Latina Lista: News from the Latinx perspective > Columns & Features > Guest Voz > Guest Voz: Treat Latinos, and all voters, with respect to boost turnout

Guest Voz: Treat Latinos, and all voters, with respect to boost turnout

By Joáquin H. Guerra
LatinaLista

Since Leticia Van de Putte lost to Ivy Taylor in the runoff election for mayor of San Antonio, much has been written about what it means. Blame is the theme that’s emerged, and most of it is being laid at the feet of Latino voters.

Por favor. ¡Ya basta!

If we’re not part of the plan to win or part of the engagement strategy, then, no, we’re not to blame for the fact that you came home and dinner wasn’t waiting for you on the table.

Stop taking us for granted.

Here are five tips for politicians, pundits, reporters, editorial boards and political consultants who are scratching their heads about what happened:

Respect: Stop implying that Latinos are too lazy and disinterested to vote.

If you can hold down more than one job without a car, while raising a family, no one has the right or privilege to call you lazy. Even if you don’t vote.

So start with respect. Not just for Latinos, but all voters and nonvoters.

Ask Latino voters what’s important to them.

The organization I work for, the Texas Organizing Project, spends more time talking to Latino nonvoters than anyone in Texas. The first thing we ask any voter is which issues are important to them. We then connect those issues to the election.

From making neighborhoods stronger and safer, to improving public schools and keeping them open, to fixing our broken immigration system and keeping families together, very few candidates or elected leaders take the time to ask voters and nonvoters what’s important to them. When they do, not only can problems be understood, but solutions can be developed together.

It’s why we organize year-round.

Lean into economic and racial justice issues. Economics and race are at the core of some of our biggest problems.

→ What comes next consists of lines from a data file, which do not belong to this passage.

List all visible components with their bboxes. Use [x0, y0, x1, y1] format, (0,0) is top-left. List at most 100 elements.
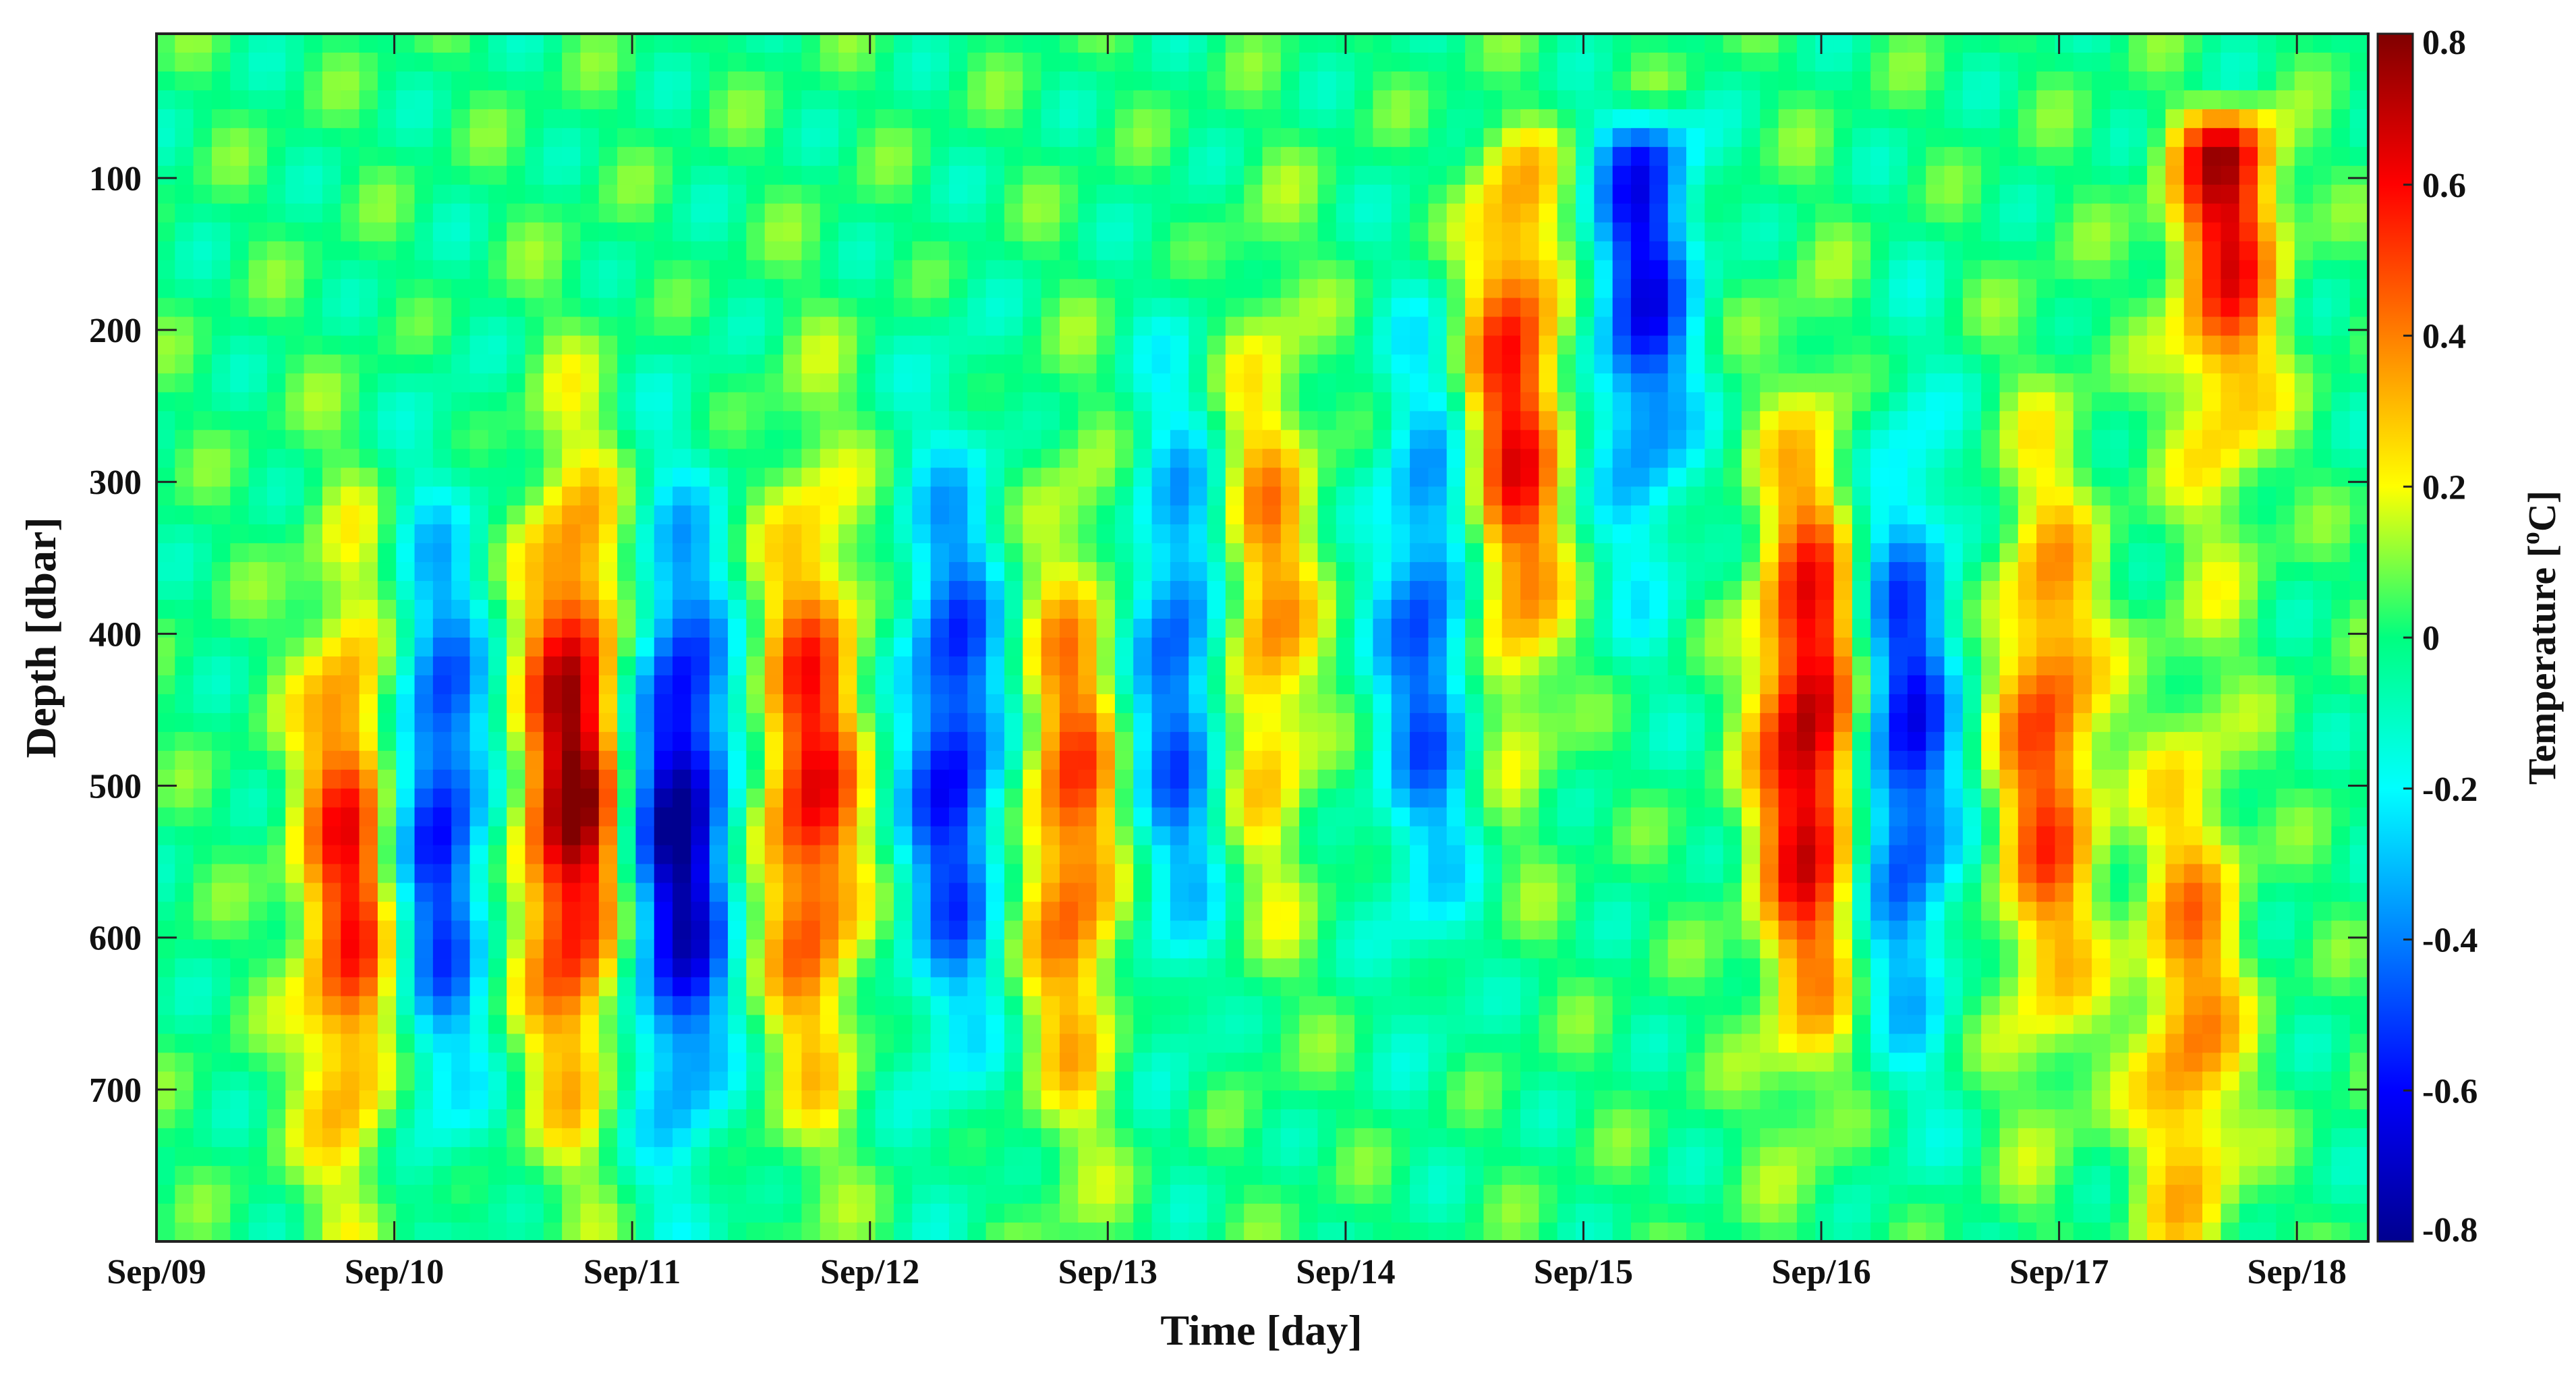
heatmap-cell — [1262, 52, 1282, 72]
heatmap-cell — [1207, 165, 1226, 186]
heatmap-cell — [1428, 449, 1448, 468]
heatmap-cell — [193, 71, 212, 91]
heatmap-cell — [1336, 731, 1355, 752]
heatmap-cell — [211, 1090, 231, 1110]
heatmap-cell — [1023, 316, 1042, 337]
heatmap-cell — [967, 241, 987, 261]
heatmap-cell — [1317, 316, 1337, 337]
heatmap-cell — [691, 505, 710, 525]
heatmap-cell — [432, 656, 452, 676]
heatmap-cell — [451, 392, 471, 412]
heatmap-cell — [985, 977, 1005, 997]
heatmap-cell — [1483, 750, 1503, 770]
heatmap-cell — [1280, 1204, 1300, 1223]
heatmap-cell — [525, 430, 544, 449]
heatmap-cell — [635, 71, 655, 91]
heatmap-cell — [1557, 1204, 1576, 1223]
heatmap-cell — [525, 901, 544, 922]
heatmap-cell — [304, 864, 323, 884]
heatmap-cell — [617, 619, 637, 638]
heatmap-cell — [1576, 1071, 1595, 1091]
heatmap-cell — [156, 222, 175, 242]
heatmap-cell — [1354, 505, 1374, 525]
heatmap-cell — [838, 1147, 857, 1167]
heatmap-cell — [359, 411, 378, 430]
heatmap-cell — [193, 920, 212, 941]
heatmap-cell — [451, 920, 471, 941]
heatmap-cell — [1373, 1185, 1392, 1204]
heatmap-cell — [525, 600, 544, 619]
heatmap-cell — [341, 430, 360, 449]
heatmap-cell — [543, 1223, 563, 1242]
heatmap-cell — [248, 373, 268, 393]
heatmap-cell — [285, 826, 305, 846]
heatmap-cell — [1041, 34, 1060, 53]
heatmap-cell — [414, 1147, 434, 1167]
heatmap-cell — [857, 731, 876, 752]
heatmap-cell — [341, 373, 360, 393]
heatmap-cell — [654, 165, 673, 186]
heatmap-cell — [507, 731, 526, 752]
heatmap-cell — [469, 411, 489, 430]
heatmap-cell — [672, 694, 692, 714]
heatmap-cell — [709, 505, 728, 525]
heatmap-cell — [1207, 34, 1226, 53]
heatmap-cell — [912, 335, 932, 356]
heatmap-cell — [1465, 505, 1484, 525]
heatmap-cell — [1189, 600, 1208, 619]
heatmap-cell — [1557, 279, 1576, 299]
heatmap-cell — [635, 1090, 655, 1110]
heatmap-cell — [728, 34, 747, 53]
heatmap-cell — [377, 1204, 397, 1223]
heatmap-cell — [1114, 335, 1134, 356]
heatmap-cell — [451, 449, 471, 468]
heatmap-cell — [1539, 1090, 1558, 1110]
heatmap-cell — [857, 769, 876, 789]
heatmap-cell — [912, 826, 932, 846]
heatmap-cell — [1317, 1090, 1337, 1110]
heatmap-cell — [1410, 788, 1429, 808]
heatmap-cell — [654, 505, 673, 525]
heatmap-cell — [1373, 260, 1392, 280]
heatmap-cell — [359, 1204, 378, 1223]
heatmap-cell — [1483, 731, 1503, 752]
heatmap-cell — [211, 901, 231, 922]
heatmap-cell — [746, 241, 766, 261]
heatmap-cell — [562, 788, 581, 808]
heatmap-cell — [1189, 468, 1208, 487]
heatmap-cell — [691, 675, 710, 695]
heatmap-cell — [728, 864, 747, 884]
heatmap-cell — [1557, 203, 1576, 223]
heatmap-cell — [967, 1053, 987, 1072]
heatmap-cell — [432, 638, 452, 657]
heatmap-cell — [451, 675, 471, 695]
heatmap-cell — [635, 1053, 655, 1072]
heatmap-cell — [635, 373, 655, 393]
heatmap-cell — [1262, 581, 1282, 600]
heatmap-cell — [1004, 128, 1023, 148]
heatmap-cell — [211, 449, 231, 468]
heatmap-cell — [1114, 1053, 1134, 1072]
heatmap-cell — [1207, 1109, 1226, 1129]
heatmap-cell — [562, 656, 581, 676]
heatmap-cell — [580, 1053, 600, 1072]
heatmap-cell — [912, 1071, 932, 1091]
heatmap-cell — [1114, 826, 1134, 846]
heatmap-cell — [175, 581, 194, 600]
heatmap-cell — [1465, 1147, 1484, 1167]
heatmap-cell — [414, 335, 434, 356]
heatmap-cell — [1336, 1128, 1355, 1148]
heatmap-cell — [193, 109, 212, 129]
heatmap-cell — [912, 128, 932, 148]
heatmap-cell — [617, 694, 637, 714]
heatmap-cell — [1244, 109, 1263, 129]
heatmap-cell — [451, 298, 471, 318]
heatmap-cell — [985, 411, 1005, 430]
heatmap-cell — [1170, 1128, 1189, 1148]
heatmap-cell — [912, 807, 932, 827]
heatmap-cell — [1096, 656, 1116, 676]
heatmap-cell — [838, 543, 857, 563]
heatmap-cell — [617, 34, 637, 53]
heatmap-cell — [1336, 977, 1355, 997]
heatmap-cell — [617, 1071, 637, 1091]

From the inequitable funding for Texas’ public schools to the negative rhetoric and imagery used to talk about immigration and the Texas-Mexico border to the uneven use of force by police in communities of color, all are symptoms of economic and racial injustice.

These conversations can be painful, but if we ignore them, we perpetuate the status quo.

Make Latinos part of the solution.

When problems are being discussed and solutions are being developed that affect us, welcome us to the table. This leads to trust, which gets to the root cause of voter apathy.

The thing about trust is that it’s not just hard to earn. It’s hard to keep. So don’t stop at asking Latinos which issues are important to us, invite us to be part of the solution. We’ll get a deeper understanding and appreciation for the hard work of governing, and you’ll get an ally.

It’s not just about Latinos.

We’re all in this together. It’s easy to look at voter data and say that Latinos don’t vote, but the reality is that Texans as a whole don’t, either.

That result is reflected in the out-of-whack public policy priorities that the Texas Legislature debated and enacted into bills that Gov. Greg Abbott signed into law across the state.

Open carry and the $800 million for Abbott’s and Dan Patrick’s border surge will do nothing to help the almost 1 in 5 Texans who live below the poverty line, or the 1.5 million people who can’t go to the doctor because Texas won’t expand Medicaid.

In spite of the misplaced priorities and leadership of our governor and lieutenant governor, I’m sustained by the farmworker chant of “¡Sí se puede!” or “Yes, we can!” because when you’re organizing in Texas, you can only go up.

Joáquin H. Guerra is political director of the Texas Organizing Project.